New Prime Minister Julia Gillard today said she understands concerns about the government's controversial mandatory internet filtering policy, but said that Communications Minister Stephen Conroy was putting in an effort to get the policy into shape.
"Well look, I know that there is some concern here, and I believe that the minister, Senator Stephen Conroy, has been trying to work through to get a resolution," she said in an interview with ABC Darwin's Julia Christensen.
"We obviously want a fast internet that meets people's needs, that's why we're rolling out the National Broadband... But there's also a set of concerns about the dark side of the new technology, if I can use that expression," she said.
"Clearly you can't walk into a cinema in Australia and see certain things, and we shouldn't on the internet be able to access those things either.
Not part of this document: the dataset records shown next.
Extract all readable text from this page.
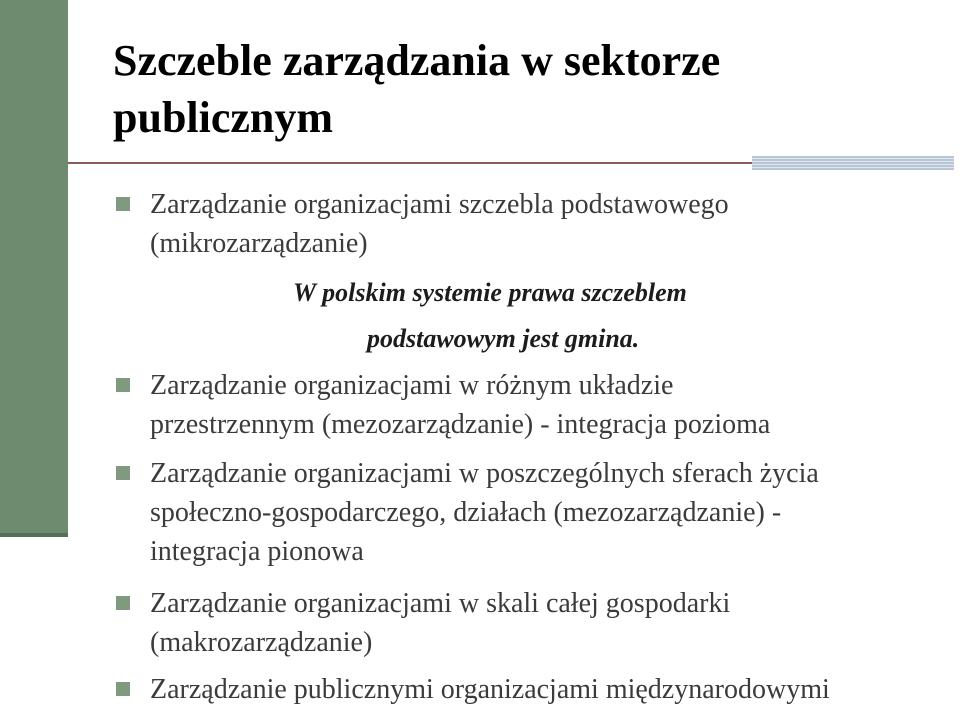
Szczeble zarządzania w sektorze
publicznym
Zarządzanie organizacjami szczebla podstawowego
(mikrozarządzanie)

W polskim systemie prawa szczeblem

podstawowym jest gmina.

Zarządzanie organizacjami w różnym układzie
przestrzennym (mezozarządzanie) - integracja pozioma
Zarządzanie organizacjami w poszczególnych sferach życia
społeczno-gospodarczego, działach (mezozarządzanie) -
integracja pionowa
Zarządzanie organizacjami w skali całej gospodarki
(makrozarządzanie)
Zarządzanie publicznymi organizacjami międzynarodowymi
So, Stephen Conroy is working to get this in the right shape."
When asked if she was comfortable with the filter given people's comparisons of Australia with China's internet policies, Gillard said that she was happy with the "policy aim".
"You're not able to go to the movies and see those kinds of things. Why should you be able to see them on the internet? I think that that's the kind of, you know, moral, ethical question at the heart of this.
"But I understand that there's a set of technical concerns about internet speed, and also concerns that somehow this accidentally doesn't move into taking away legitimate use of the internet."
The comments represent the first time Gillard has commented publicly on the filter policy since winning the Labor leadership several weeks ago.
Her predecessor Kevin Rudd had publicly defended the policy several times, on one occasion noting he would not apologise for the policy.
Labor Senator Kate Lundy has previously said she believes the change in leadership could present an opportunity for the policy to change, and is lobbying the Labor caucus to insert opt-in or opt-out provisions into the filter legislation. But Communications Minister Stephen Conroy did not respond directly when asked last week whether he had spoken to Gillard about Lundy's amendments.